A woman in her 40s was forced to get a liver transplant after mistakenly stopping her medication early due to multiple failures by Capital and Coast District Health Board.
"I can't even begin to describe the catastrophic impact this has had on her life and
on the lives of her husband and children," her family said in a complaint to the Health and Disability Commission (HDC).
Today, the woman and her family, have won an apology from the DHB after New Zealand's health watchdog investigated the case and uncovered the errors.
HDC's decision said the DHB was in breach of HDC's consumer rights policy for failing in its care of the woman with lymphoma cancer.

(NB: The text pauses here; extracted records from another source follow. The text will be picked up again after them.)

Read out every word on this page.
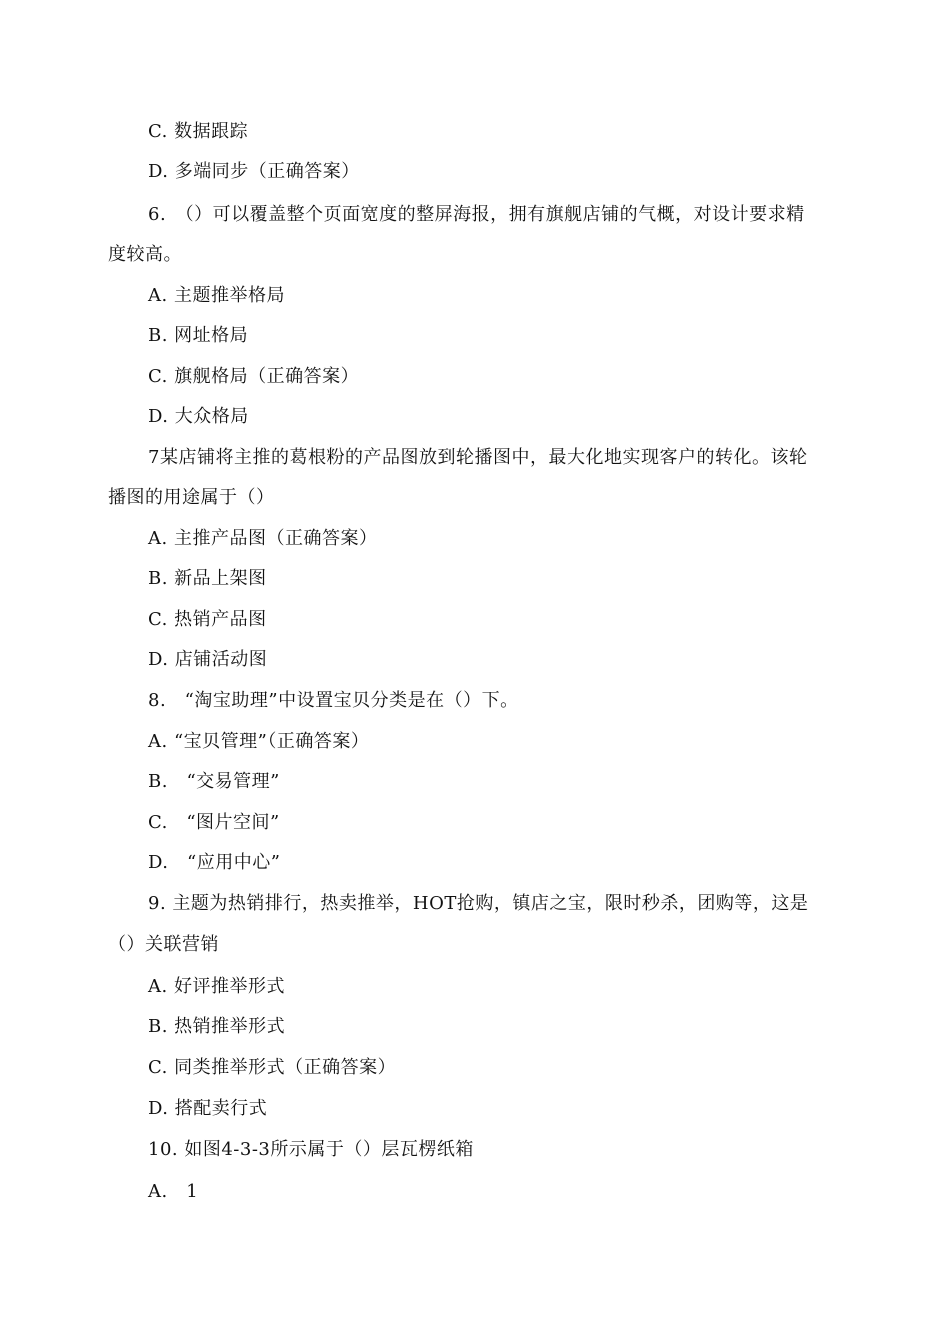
C. 数据跟踪
D. 多端同步（正确答案）
6.　（）可以覆盖整个页面宽度的整屏海报，拥有旗舰店铺的气概，对设计要求精
度较高。
A. 主题推举格局
B. 网址格局
C. 旗舰格局（正确答案）
D. 大众格局
7某店铺将主推的葛根粉的产品图放到轮播图中，最大化地实现客户的转化。该轮
播图的用途属于（）
A. 主推产品图（正确答案）
B. 新品上架图
C. 热销产品图
D. 店铺活动图
8.　“淘宝助理”中设置宝贝分类是在（）下。
A. “宝贝管理”（正确答案）
B.　“交易管理”
C.　“图片空间”
D.　“应用中心”
9. 主题为热销排行，热卖推举，HOT抢购，镇店之宝，限时秒杀，团购等，这是
（）关联营销
A. 好评推举形式
B. 热销推举形式
C. 同类推举形式（正确答案）
D. 搭配卖行式
10. 如图4-3-3所示属于（）层瓦楞纸箱
A.　1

The woman had a history of hepatitis B and required an antiretroviral medication to prevent the infection from coming back, as cancer treatments weakened her immune system.
It was intended that the woman would continue taking that medication for one year after chemotherapy but due to a number of systematic failures that didn't happen.
Instead, the medication was stopped early and the woman's hepatitis B returned. As a result, she required a liver transplant.
"We only hope that no one else will need to suffer in the same way again," the family said in the report.
Health and Disability Commissioner Morag McDowell was critical of the DHB for not providing inadequate information about continuing her medication but didn't address accusations of racism specifically.
"There was no clear plan to ensure the woman stayed on lamivudine following chemotherapy.
"As a consequence, her prescription for lamivudine was stopped too early and this went
unnoticed resulting in her hepatitis B being reactivated," McDowell said.
The commissioner recommended the DHB provide an update on the changes made as a result of this event, use an anonymised version of the report as a case study during education sessions, and provide a written apology to the woman.
The family also expressed concerns about "institutional racism" saying communication from the DHB was problematic as it was only verbal and English was the woman's second language.
A family member said medical staff also assumed she was to blame for not completing the course of medication which led to liver failure.
"This was completely inaccurate and demonstrates at the very least, unconscious bias on
the part of the staff concerned," they said in the report.
The DHB acknowledged the family's comments about institutional racism saying: "The DHB recognises it has an obligation to do better for Māori and Pacific patients who
unquestionably do experience inequitable health outcomes."
It also said risks in stopping the medication could have been done in a way the woman could better understand and remember.